Deep neural networks have driven a shift from feature engineering to feature learning. The great progress largely comes from well-designed networks with increasing capacity of models (He et al., 2016a; Xie et al., 2017; Huang et al., 2017; Tan & Le, 2019) . To achieve the superior performance, a useful practice is to add more layers (Szegedy et al., 2015) or expand the size of existing convolutions (kernel width, number of channels) (Huang et al., 2019; Tan & Le, 2019; Mahajan et al., 2018) . Meantime, the computational cost significantly increases, hindering the deployment of these models in realistic scenarios. Instead of adding much more computational burden, we prefer adding sampledependent modules to networks, increasing the model capacity by accommodating the data variance. Several existing work attempt to augment the sample-dependent modules into network. For example, Squeeze-and-Excitation network (SENet) (Hu et al., 2018) learns to scale the activations in the channel dimension conditionally on the input. Conditionally Parameterized Convolution (CondConv) (Yang et al., 2019) uses over-parameterization weights and generates individual convolutional kernels for each sample.

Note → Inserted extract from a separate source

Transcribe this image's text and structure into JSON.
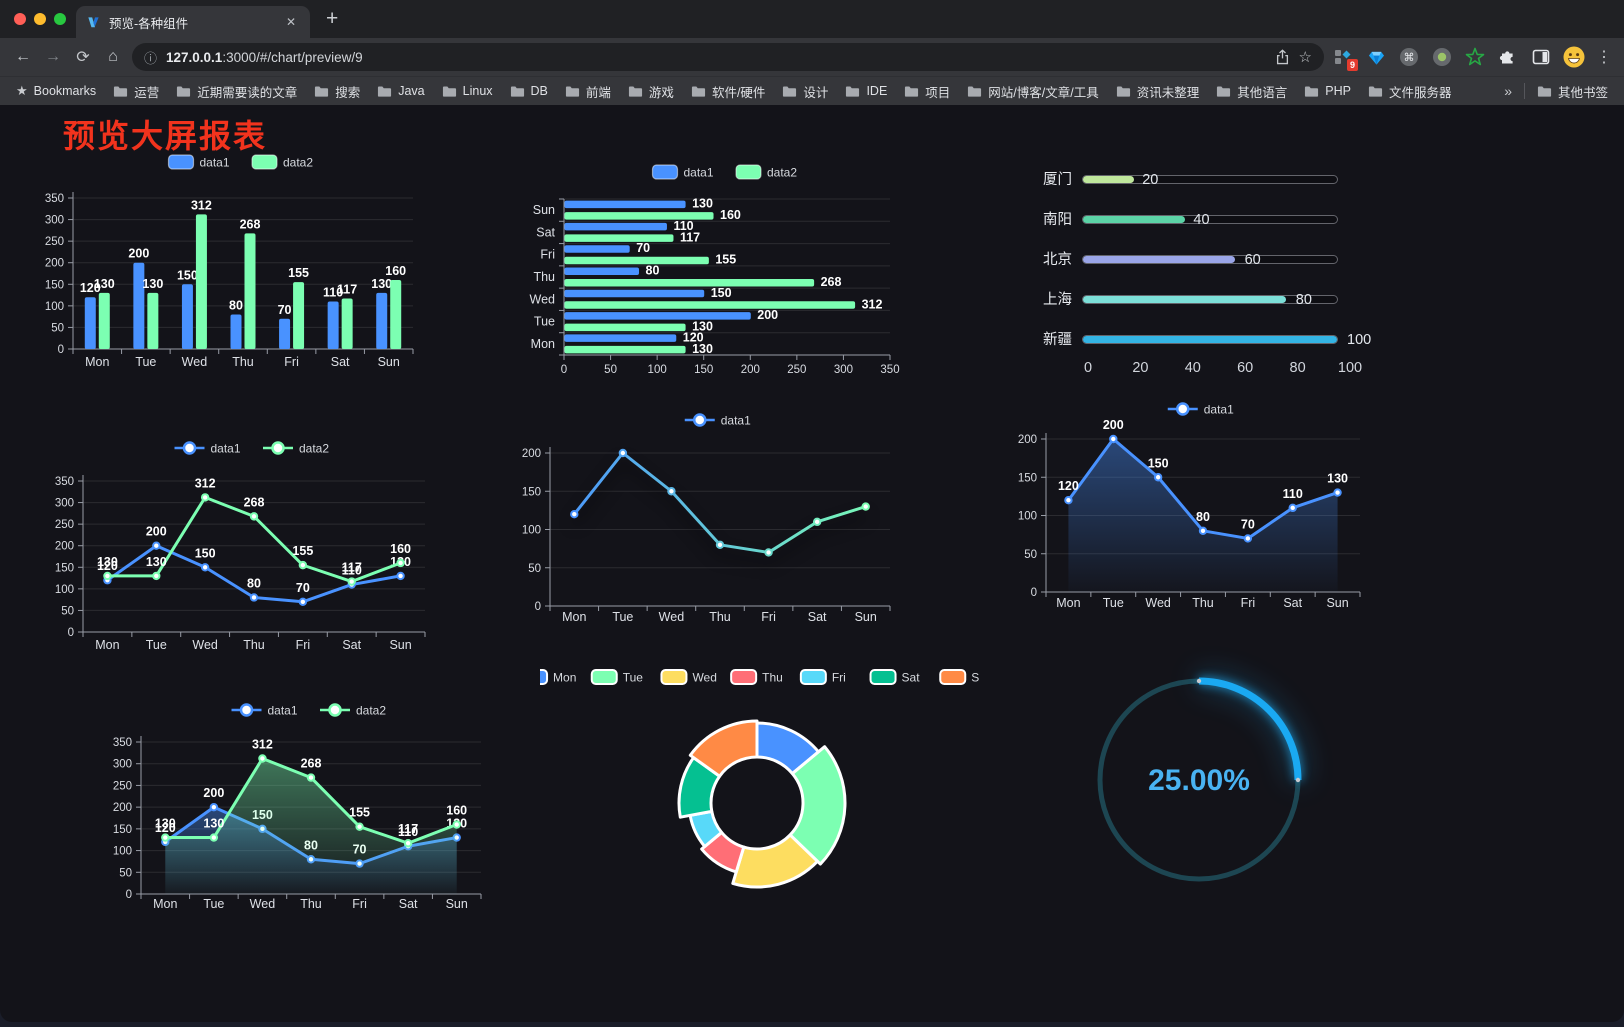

GaterNet (Chen et al., 2018) adopts a gate network to extract features and generate sparse binary masks for selecting filters in the backbone network based upon inputs. All these methods focus on the adjustment of the micro structure of neural networks, using a data-dependent module to influence the feature representation at the same level. Recall the deep neural network to mammalian brain mechanism in biology (Rauschecker, 1984) , the neurons are linked by synapses and responsible for sensing different information, the synapses are activated to varying degrees when the neurons perceive external information. Such a phenomenon inspires us to design a data-dependent network structure so that different samples will activate different network paths. In this paper, we learn to optimize the connectivity of neural networks based upon inputs. Instead of using stacked-style or hand-designed manners, we allow more flexible selection for forwarding paths.